Many years ago we had a Samoyed Husky named Skipper. The term Samoyed is taken from the Samoyedic peoples of Siberia. They were nomadic reindeer herders who bred the fluffy white dogs for herding and to pull sleds. These dogs are strong, intelligent and have a perpetual smile on their face. Samoyeds are classed as a working dog, but our dog Skipper was more of a comedian and jester!
|Samoyed - Licensed under CC BY-SA 3.0 via Commons.|
I was the one who named him Skipper, after Skipper on Gilligan's Island. My softhearted father brought him home one day because some atrocious swine was going to drown him. He was only six weeks old. A white cuddly ball of fluff that waddled like a duck when he walked!
Skipper stayed outside in the backyard. He was smart, too smart in fact, and very fun loving. He enjoyed it when my grandmother, Babcia in Polish, worked in her flower garden. She had an expert green thumb and could make anything grow. Babcia tenderly took care of a great variety of flowers. Her labor of love produced exquisite blossoms. She liked peonies best. After all of her toil, she would wrap up her tools in a canvas sheet to protect them.
My father once told me a cute story about Skipper and my grandmother. Babcia was in the backyard doing her weeding, and the dog was sitting near the corner of the house just watching her. She had all of her tools behind her on the grass within reach. After breaking up some soil for a while, she turned around to get her weeder... but it was gone! "I'm sure I brought everything out," she muttered. There was only the dog and she in the yard. "Oh well, " she declared, "I'll just go and get another one." Off she went to the basement for another one.
She started weeding happily again, put the tool down and worked with her hands for a bit, then she reached back for the weeder... but it was gone again! "What's going on? I lay down my weeder for a minute and it disappears?" she protested. Surveying the yard once again, there was still only she and the dog. Tromping back to the basement in great annoyance, she grabbed yet another weeder. Only this time she put the tools in front of her!

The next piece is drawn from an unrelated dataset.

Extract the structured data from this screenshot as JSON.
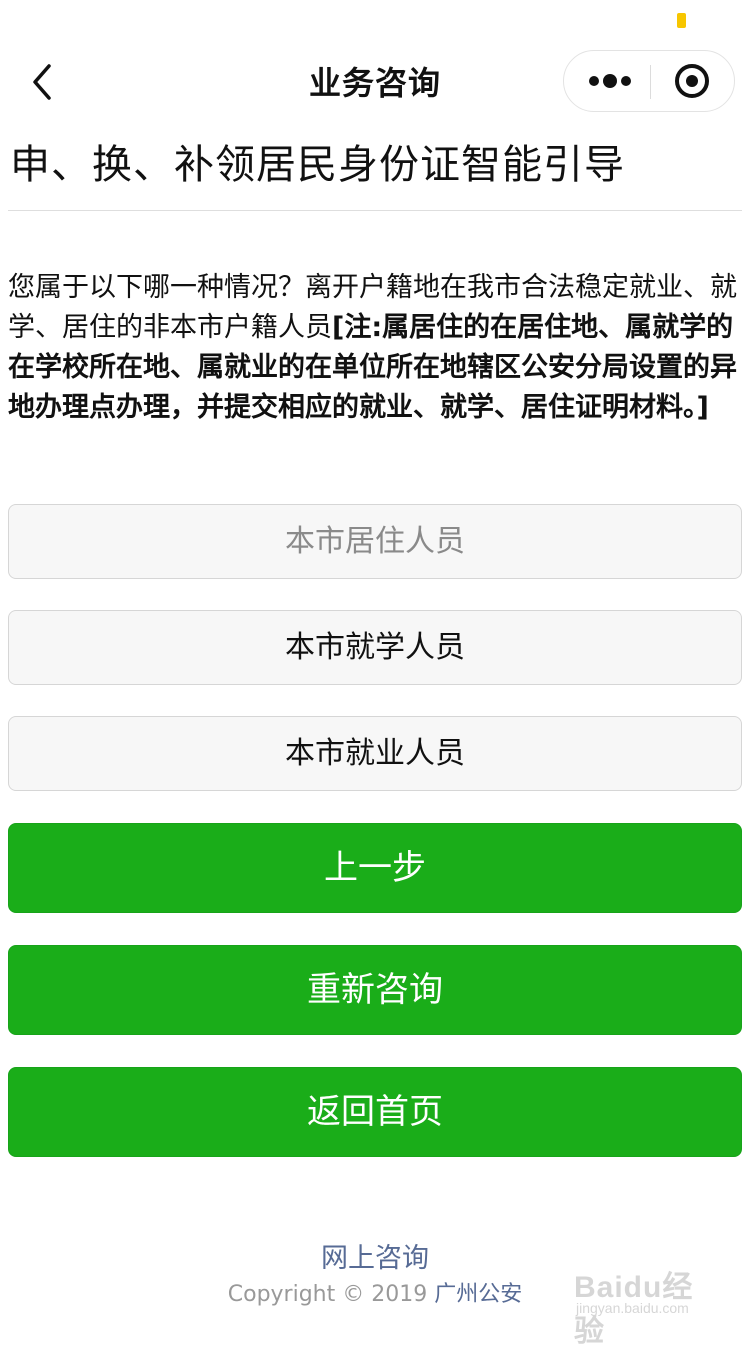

After finishing all of her work, Babcia wrapped her tools in the canvas sheet and tied it up with a rope. She disappeared into the basement for a time, and when she came back out for her bundle - it was undone and the tools were spread out all over the grass! Shocked, my grandmother quickly looked around to see if she could catch a glimpse of the culprit causing all of this mischief, but no, only she and the dog were there.
By this time Babcia was beginning to fume! Now she had to gather all of the tools again and tie it together for the second time! While she was binding them up, she kept a close eye all around to see if the offender was watching and waiting for another full-scale assault. Babcia turned her back for a moment, and sure enough the guilty party appeared! Skipper very stealthily snuck up, untied the rope with his teeth, and then zoomed around the corner! I didn't even know he knew how to do that!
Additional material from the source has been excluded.